Here are some ideas to help make you a victor over change rather than a victim of change:
1. Set your wake-up time a half hour earlier tomorrow and keep the clock at that setting. Use the extra time to think about the best way to spend your day.
2. Memorize and repeat this motto: "Action TNT: Today, not Tomorrow." Handle each piece of incoming mail only once. Answer your e-mail either early in the morning or after working hours. Block out specific times to initiate phone calls, personally take incoming calls, and to meet people in person.
3. When people tell you their problems, give solution-oriented feedback. Rather than taking on the problem as your own assignment, first, ask what's the next step they plan to take, or what they would like to see happen.
4. Finish what you start. Concentrate all your energy and intensity without distraction on successfully completing your current major project.
5. Be constructively helpful instead of unhelpfully critical. Single out someone or something to praise instead of participating in group griping, grudge collecting or pity parties.
6. Limit your television viewing or Internet surfing to mostly educational or otherwise enlightening programs. Watch no more than one hour of television per day or night, unless there is a special program you have been anticipating. The Internet has also become a great procrastinator's hideout for tension-relieving instead of goal-achieving activities.
7. Make a list of five necessary but unpleasant projects you've been putting off, with a completion date for each project.
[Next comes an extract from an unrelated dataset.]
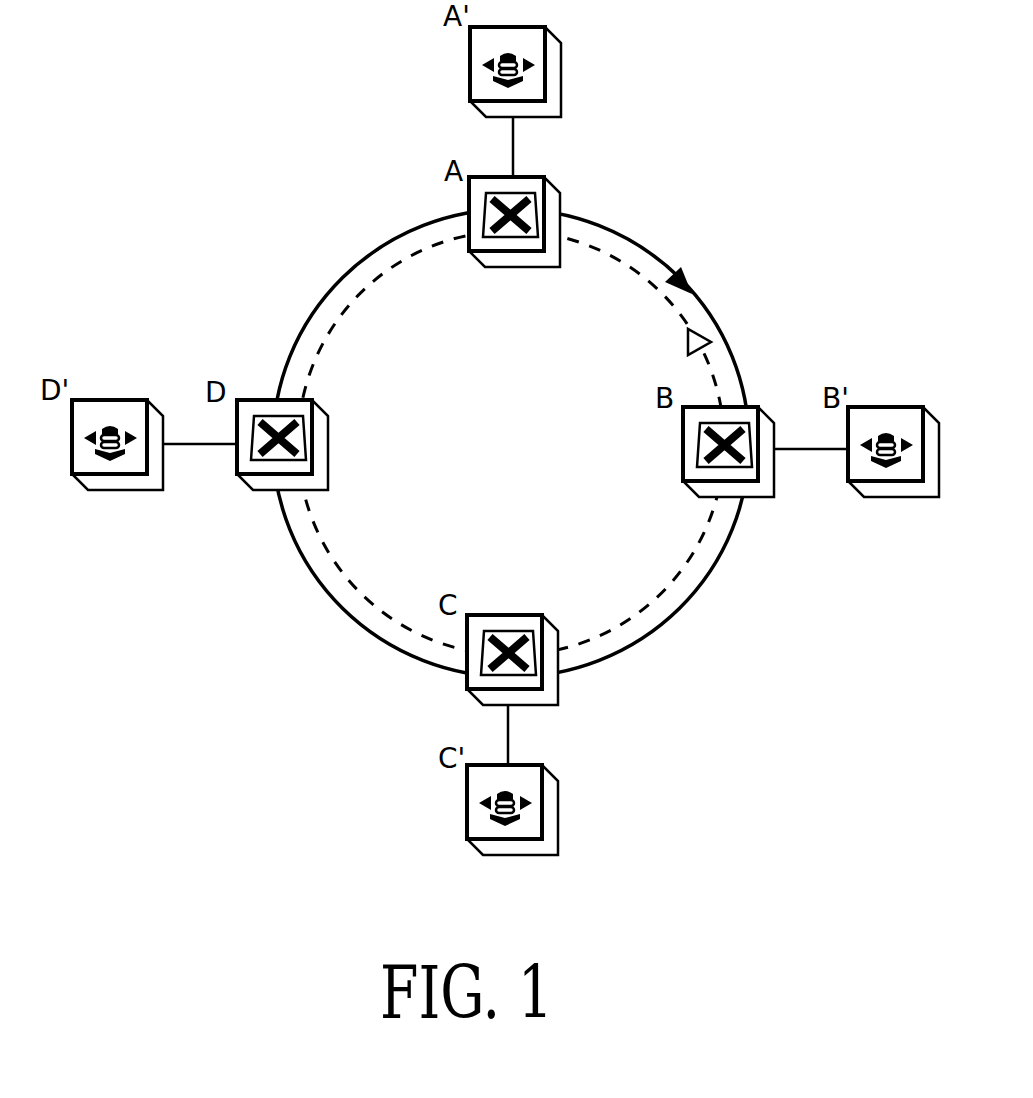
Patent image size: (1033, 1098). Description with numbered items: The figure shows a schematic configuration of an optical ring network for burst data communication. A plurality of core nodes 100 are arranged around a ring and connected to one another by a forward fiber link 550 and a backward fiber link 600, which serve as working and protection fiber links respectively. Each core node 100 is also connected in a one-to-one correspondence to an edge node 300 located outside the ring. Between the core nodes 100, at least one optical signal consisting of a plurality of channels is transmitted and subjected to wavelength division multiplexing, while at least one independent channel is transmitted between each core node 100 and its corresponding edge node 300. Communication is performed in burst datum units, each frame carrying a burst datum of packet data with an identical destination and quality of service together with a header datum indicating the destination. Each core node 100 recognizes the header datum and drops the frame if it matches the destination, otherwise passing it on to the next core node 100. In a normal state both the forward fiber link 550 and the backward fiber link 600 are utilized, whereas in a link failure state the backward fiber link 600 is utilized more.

The core node 100 is at (558, 202).
The edge node 300 is at (553, 72).
The forward fiber link 550 is at (667, 263).
The backward fiber link 600 is at (640, 282).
Immediate action on unpleasant projects reduces stress and tension. It is very difficult to be active and depressed at the same time.
8. Seek out and converse with a successful role model and mentor. Learning from others' successes and setbacks will inevitably improve production of any kind. Truly listen; really find out how your role models do it right.
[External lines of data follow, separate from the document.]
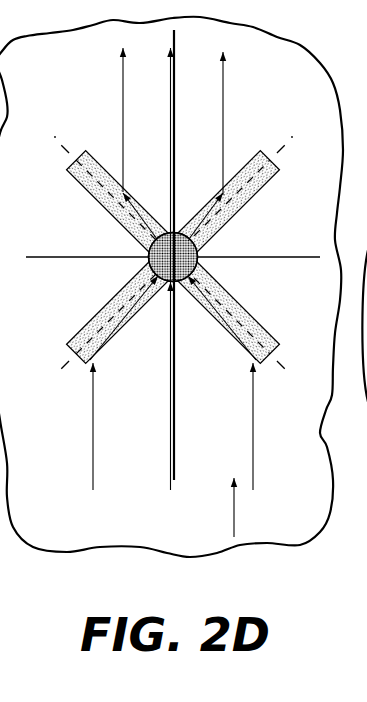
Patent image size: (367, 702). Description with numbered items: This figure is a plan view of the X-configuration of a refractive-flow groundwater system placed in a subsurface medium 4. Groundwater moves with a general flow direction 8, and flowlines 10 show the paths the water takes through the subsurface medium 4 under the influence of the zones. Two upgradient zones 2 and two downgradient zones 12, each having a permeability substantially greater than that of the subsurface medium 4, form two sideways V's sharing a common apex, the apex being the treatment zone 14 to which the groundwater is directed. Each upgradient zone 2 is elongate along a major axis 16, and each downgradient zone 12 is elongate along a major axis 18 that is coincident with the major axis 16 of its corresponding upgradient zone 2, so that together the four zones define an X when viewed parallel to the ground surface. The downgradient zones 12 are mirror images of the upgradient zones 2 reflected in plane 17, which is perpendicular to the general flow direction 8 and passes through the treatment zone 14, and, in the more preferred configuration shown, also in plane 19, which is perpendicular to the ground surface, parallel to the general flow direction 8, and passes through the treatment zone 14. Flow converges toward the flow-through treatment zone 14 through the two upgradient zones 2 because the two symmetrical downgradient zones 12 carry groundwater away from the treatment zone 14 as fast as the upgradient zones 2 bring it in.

The upgradient zone 2 is at (93, 318).
The subsurface medium 4 is at (61, 100).
The general flow direction 8 is at (235, 513).
The flowlines 10 is at (170, 115).
The downgradient zone 12 is at (93, 193).
The treatment zone 14 is at (149, 262).
The major axis of upgradient zone 16 is at (65, 367).
The plane perpendicular to general flow direction 17 is at (295, 256).
The major axis of downgradient zone 18 is at (61, 145).
The plane parallel to general flow direction 19 is at (175, 31).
9. Understand that fear, as an acronym, is False Evidence Appearing Real, and that luck could mean Laboring Under Correct Knowledge. The more information you have on any subject - especially case histories - the less likely you'll be to put off your decisions.
10. Accept problems as inevitable offshoots of change and progress. With the ever more rapid pace of change in society and business, you'll be overwhelmed unless you view change as normal and learn to look for its positive aspects - such as new opportunities and improvements - rather than bemoan the negative.
There is actually no such thing as a "future" decision; there are only present decisions that will affect the future. Procrastinators wait for just the right moment to decide.
If you wait for the prefect moment, you become a security-seeker who is running in place, unwittingly digging yourself deeper into your rut. If you wait for every objection to be overcome, you'll attempt nothing. Make your personal motto: "Stop stewing and start doing!"
This week, get out of your comfort zone and go from procrastinating to proactivating!